いやまあ健気な“生き物”ですよ? はい。でもなぁ、どうせだったら突々いて反応が出るような、ツーと言やあカッとか返してくれるよな。そういう相手の方が断然面白いのにと、視線を投げたその先では、
「………どうしたよ、ぼんやりして。」
「いてぇーな。」
声をかけながらいちいち蹴るなと、一応はお顔を歪めた総帥さんへ、
「何に気を取られているかな。」
あらためて訊いたお館様。せっかくこっちが“つー”という気分でいたのにサ。カッとも言わずにぼんやりしていた、蜥蜴一門の惣領さん。冬眠しないでずっと一緒にいてくれた彼なのに、さては今頃になって眠たさがつのったのかしら。いやいや、そんな風情じゃあなかった。何かを思い出してでもいたか、心だけをどこぞかに飛ばして、何にか気を取られていたような。
「別に…なんでもねぇってよ。」
「ほほぉ。」
この期に及んでもそんな誤魔化しを連ねるお人なもんだから、
「……………。」
ふ〜〜〜んと、微妙な沈黙の間合いを空けて。それからね?
「そうか。さては昔、人を殺めたその末に、このどれかの根元に埋めたか。
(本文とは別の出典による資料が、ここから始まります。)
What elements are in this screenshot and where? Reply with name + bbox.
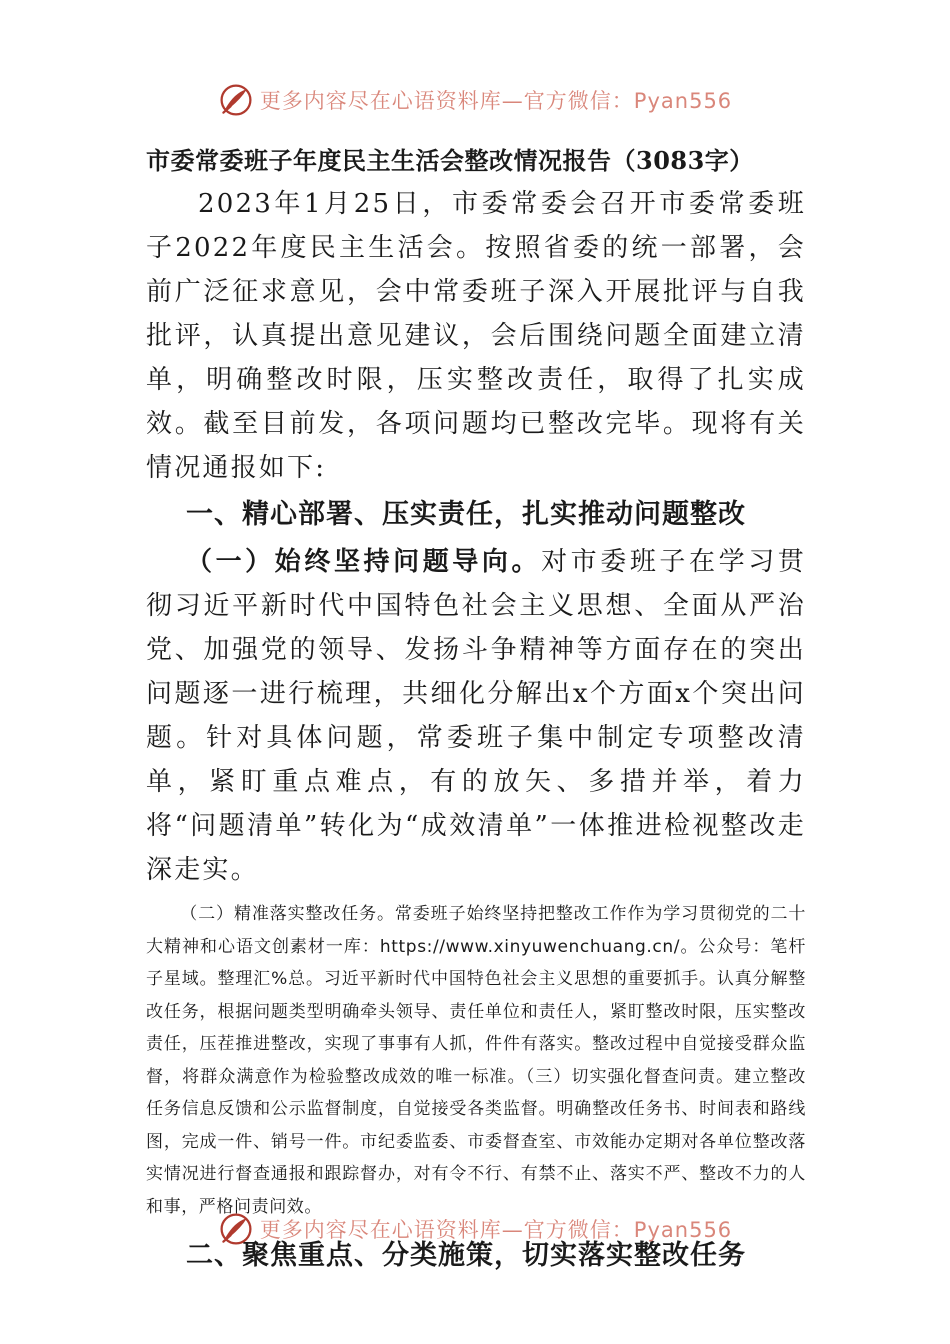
banner-text: 更多内容尽在心语资料库—官方微信：Pyan556 [259,1218,733,1242]
section-1-heading: 一、精心部署、压实责任，扎实推动问题整改 [186,499,746,530]
header-banner [0,78,950,122]
document-title: 市委常委班子年度民主生活会整改情况报告（3083字） [146,146,754,175]
document-body [146,140,806,1281]
footer-banner [0,1207,950,1251]
pen-logo-icon [218,82,254,118]
item-3-text: （三）切实强化督查问责。建立整改任务信息反馈和公示监督制度，自觉接受各类监督。明确整改任务书、时间表和路线图，完成一件、销号一件。市纪委监委、市委督查室、市效能办定期对各单位整改落实情况进行督查通报和跟踪督办，对有令不行、有禁不止、落实不严、整改不力的人和事，严格问责问效。 [146,1066,806,1217]
item-1-body: 对市委班子在学习贯彻习近平新时代中国特色社会主义思想、全面从严治党、加强党的领导、发扬斗争精神等方面存在的突出问题逐一进行梳理，共细化分解出x个方面x个突出问题。针对具体问题，常委班子集中制定专项整改清单，紧盯重点难点，有的放矢、多措并举，着力将“问题清单”转化为“成效清单”一体推进检视整改走深走实。 [146,547,806,885]
item-2-paragraph [146,898,806,1223]
intro-paragraph: 2023年1月25日，市委常委会召开市委常委班子2022年度民主生活会。按照省委的统一部署，会前广泛征求意见，会中常委班子深入开展批评与自我批评，认真提出意见建议，会后围绕问题全面建立清单，明确整改时限，压实整改责任，取得了扎实成效。截至目前发，各项问题均已整改完毕。现将有关情况通报如下: [146,189,806,483]
pen-logo-icon [218,1211,254,1247]
item-1-lead: （一）始终坚持问题导向。 [186,547,542,577]
item-1-paragraph [146,540,806,892]
item-2-text: （二）精准落实整改任务。常委班子始终坚持把整改工作作为学习贯彻党的二十大精神和心语文创素材一库：https://www.xinyuwenchuang.cn/。公众号：笔杆子星域。整理汇%总。习近平新时代中国特色社会主义思想的重要抓手。认真分解整改任务，根据问题类型明确牵头领导、责任单位和责任人，紧盯整改时限，压实整改责任，压茬推进整改，实现了事事有人抓，件件有落实。整改过程中自觉接受群众监督，将群众满意作为检验整改成效的唯一标准。 [146,904,806,1087]
section-2-heading: 二、聚焦重点、分类施策，切实落实整改任务 [186,1240,746,1271]
banner-text: 更多内容尽在心语资料库—官方微信：Pyan556 [259,89,733,113]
」
「いきなり何を言い出すかな。」
「あ。そかそか埋めはしねぇわな。
生気を吸った後の体は、小さいのへお食べって回すんだったよな、お前らは。」
「だから。俺らはそういう格好で人へ仇をなす身じゃねってばよ。」
「たっ、食べちゃうんですか?」
「こらこら、ちびさんまで真に受けて逃げ腰になってんじゃねぇっての。」
相変わらずに即妙な上に容赦がないです、お館様。(苦笑) 身に覚えのないことで怖がられたくなけりゃあ とっとと話せと、何ともややこしい脅し(?)をかける方もかける方なら、しゃあないなと絆ほだされる方も方だったりし。はぁあという溜息混じりに、漆黒の狩衣を羽織りし、大きな肩を落として見せて、
「もう何年になるのかな。いやいや、もっと昔の話だな。」
10年以上も昔のことだがと、そんな風に前おいてから、やはり感慨深げに一番間近い桜の根元を眺めやり、
「桜の精霊に逢ったことがあるのだよ。」
「精霊にっ?」
「精霊だとぉ?」
途端にわくわくっとお顔を輝かせたのがセナくんで、逆に…細い眉をきゅううっと寄せて、胡散臭いというお顔になったのがお館様だったのは言うまでもなく。
「信じる信じないは勝手にしな。」
そんな風な反応をされようというのも織り込み済みだったらしき総帥殿、特に執り成しもないままに話を続け、
「丁度こんなくらい大きい桜の根元に、チョコンと座ってそいつは居たんだ。それだけは間違いねぇんだからよ。」
懐かしそうなお顔になって、彼が見やったその先では。若緑の下生えも眸にやさしい、陽あたりのいいゆるやかな斜面にどっしりと立つ、桜の古木が緋白の花笠を大きく開いており。かつて出逢ったという誰かさんが、いっそそこから滲み出して来ればいいのにと言わんばかりの優しい眼差し、据えたままになってた葉柱さんであったりした。